Endeavor shark (Centrophorus moluccensis) is a type of gulper shark, a group of deep-sea sharks found worldwide. Shark Research Institute (opens in new tab).
But some shark experts were not convinced of the fisherman’s identity.
“Looks like a deep water kite shark to me (dahlia flower“It’s known in the waters off the coast of Australia,” Christopher Lowe, director of the Shark Lab at California State University in Long Beach, told Newsweek. Additional.
Dean Grubbs, a marine biologist and shark expert at Florida State University, came up with a different result. Grubbs suspected that the dead shark was a rough-skinned shark (Centroscymnus owstonii), a type of sleeping shark of the same family Greenland sharks (dreamy microcephaly), according to Newsweek.
It’s also possible that the shark belongs to a species that has never been seen before, Lowe said. “We’re discovering new deep-water shark species all the time, and many of them are very similar.”

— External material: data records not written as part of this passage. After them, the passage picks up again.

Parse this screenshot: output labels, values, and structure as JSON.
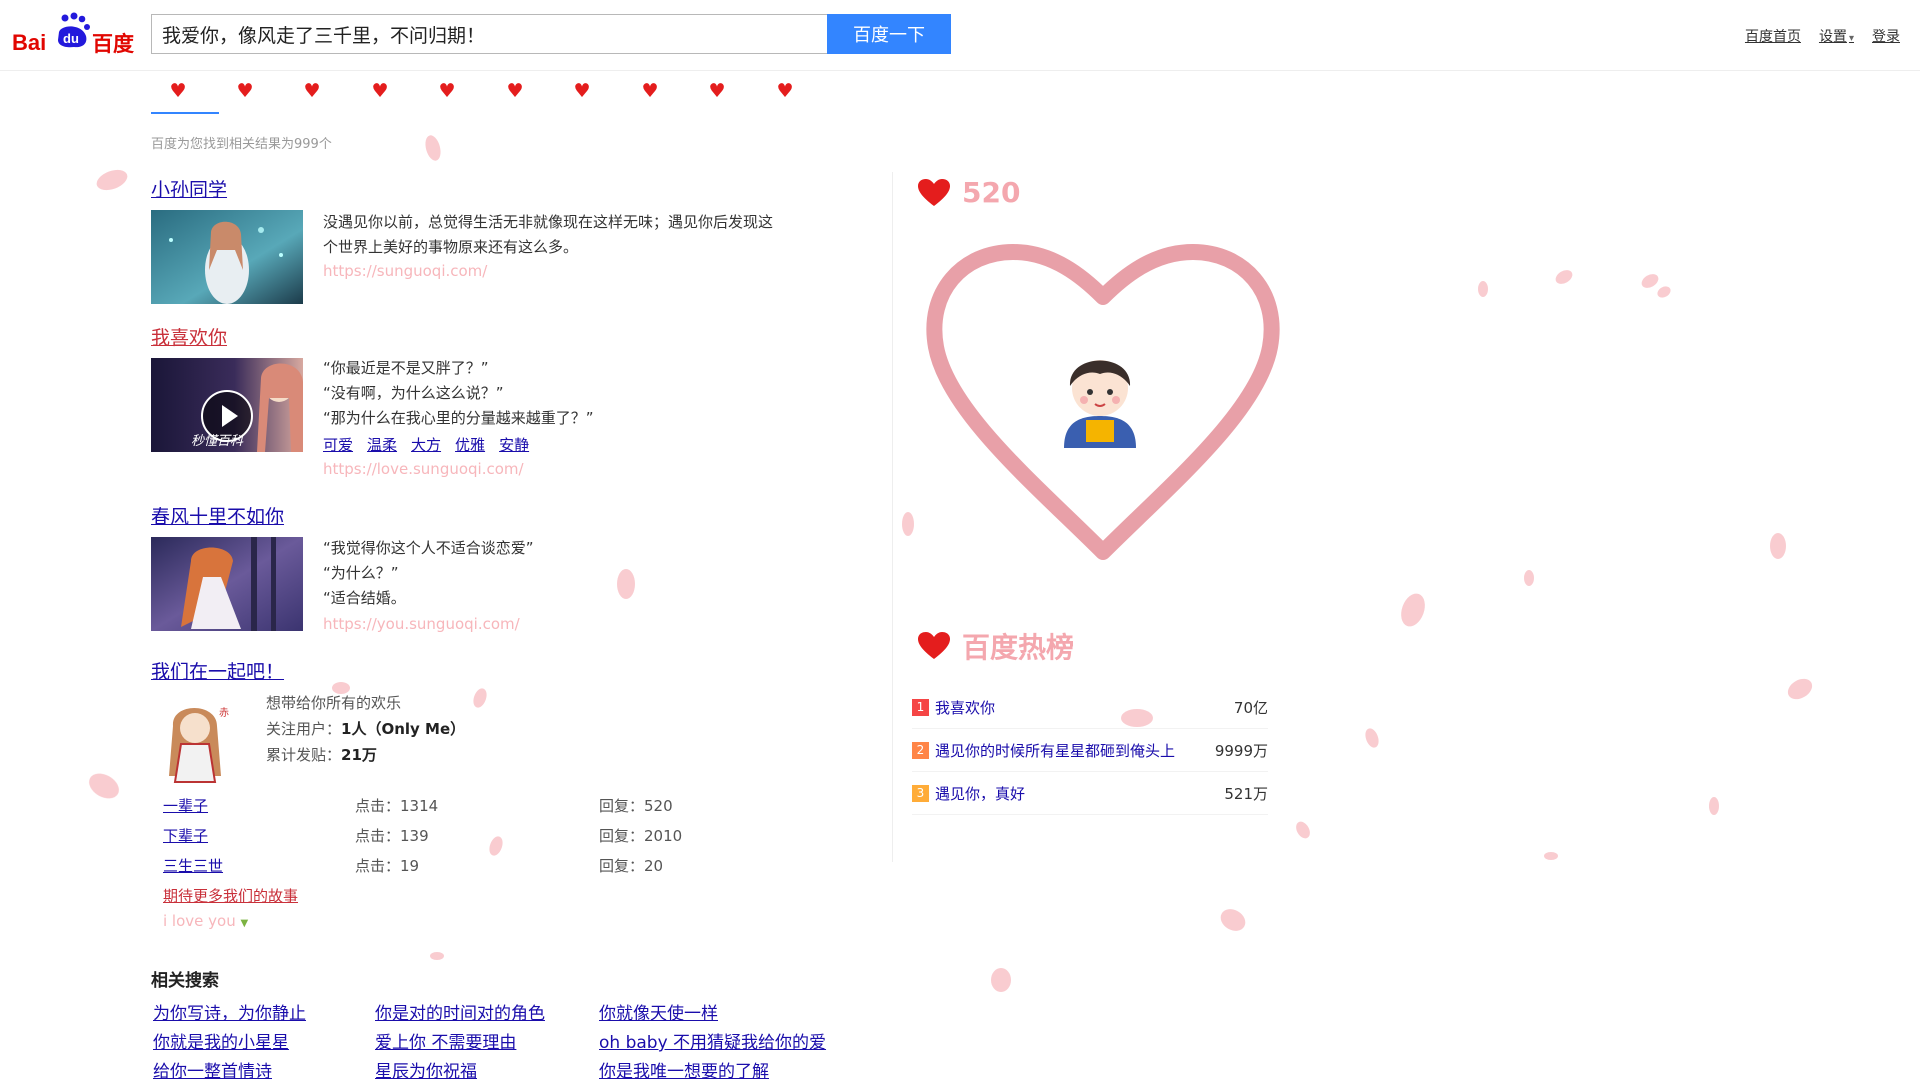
{
  "header": {
    "logo": {
      "bai": "Bai",
      "du": "du",
      "cn": "百度"
    },
    "search_value": "我爱你，像风走了三千里，不问归期！",
    "search_button": "百度一下",
    "links": {
      "home": "百度首页",
      "settings": "设置",
      "login": "登录"
    }
  },
  "tabs": [
    "♥",
    "♥",
    "♥",
    "♥",
    "♥",
    "♥",
    "♥",
    "♥",
    "♥",
    "♥"
  ],
  "result_count": "百度为您找到相关结果为999个",
  "results": {
    "r1": {
      "title": "小孙同学",
      "snippet_1": "没遇见你以前，总觉得生活无非就像现在这样无味；遇见你后发现这",
      "snippet_2": "个世界上美好的事物原来还有这么多。",
      "url": "https://sunguoqi.com/"
    },
    "r2": {
      "title": "我喜欢你",
      "watermark": "秒懂百科",
      "line_1": "“你最近是不是又胖了？”",
      "line_2": "“没有啊，为什么这么说？”",
      "line_3": "“那为什么在我心里的分量越来越重了？”",
      "tags": [
        "可爱",
        "温柔",
        "大方",
        "优雅",
        "安静"
      ],
      "url": "https://love.sunguoqi.com/"
    },
    "r3": {
      "title": "春风十里不如你",
      "line_1": "“我觉得你这个人不适合谈恋爱”",
      "line_2": "“为什么？”",
      "line_3": "“适合结婚。",
      "url": "https://you.sunguoqi.com/"
    },
    "r4": {
      "title": "我们在一起吧！",
      "desc": "想带给你所有的欢乐",
      "followers_label": "关注用户：",
      "followers_value": "1人（Only Me）",
      "posts_label": "累计发贴：",
      "posts_value": "21万",
      "threads": [
        {
          "name": "一辈子",
          "clicks": "点击：1314",
          "replies": "回复：520"
        },
        {
          "name": "下辈子",
          "clicks": "点击：139",
          "replies": "回复：2010"
        },
        {
          "name": "三生三世",
          "clicks": "点击：19",
          "replies": "回复：20"
        }
      ],
      "more": "期待更多我们的故事",
      "iloveyou": "i love you"
    }
  },
  "related": {
    "title": "相关搜索",
    "items": [
      "为你写诗，为你静止",
      "你是对的时间对的角色",
      "你就像天使一样",
      "你就是我的小星星",
      "爱上你 不需要理由",
      "oh baby 不用猜疑我给你的爱",
      "给你一整首情诗",
      "星辰为你祝福",
      "你是我唯一想要的了解"
    ]
  },
  "sidebar": {
    "love_count": "520",
    "hot_title": "百度热榜",
    "hot_list": [
      {
        "rank": "1",
        "title": "我喜欢你",
        "heat": "70亿",
        "color": "#f54545"
      },
      {
        "rank": "2",
        "title": "遇见你的时候所有星星都砸到俺头上",
        "heat": "9999万",
        "color": "#ff8547"
      },
      {
        "rank": "3",
        "title": "遇见你，真好",
        "heat": "521万",
        "color": "#ffac38"
      }
    ]
  },
  "colors": {
    "accent": "#3385ff",
    "heart": "#e41d1d",
    "pink": "#f4a7ae"
  }
}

However, other experts believe that Trapman Bermagui may still be in his place.
“It’s a gulper shark,” Brit Finucci, a fisheries scientist specializing in deep-sea sharks at the National Institute of Aquatic and Atmospheric Research in New Zealand, told Live Science in an email. However, it’s not entirely clear which species it belongs to in this group, he added.
Charlie Huveneers, a shark scientist at Flinders University in Australia, told Live Science that he accepted Finucci’s identity and that the animal was most likely a gulper shark.
“In the past, fishermen in New South Wales have targeted gulper sharks for their liver oil,” Finucci said. Most gulper sharks are “very susceptible to overexploitation from fishing” and as a result “some species are currently highly threatened and protected in Australia,” he added.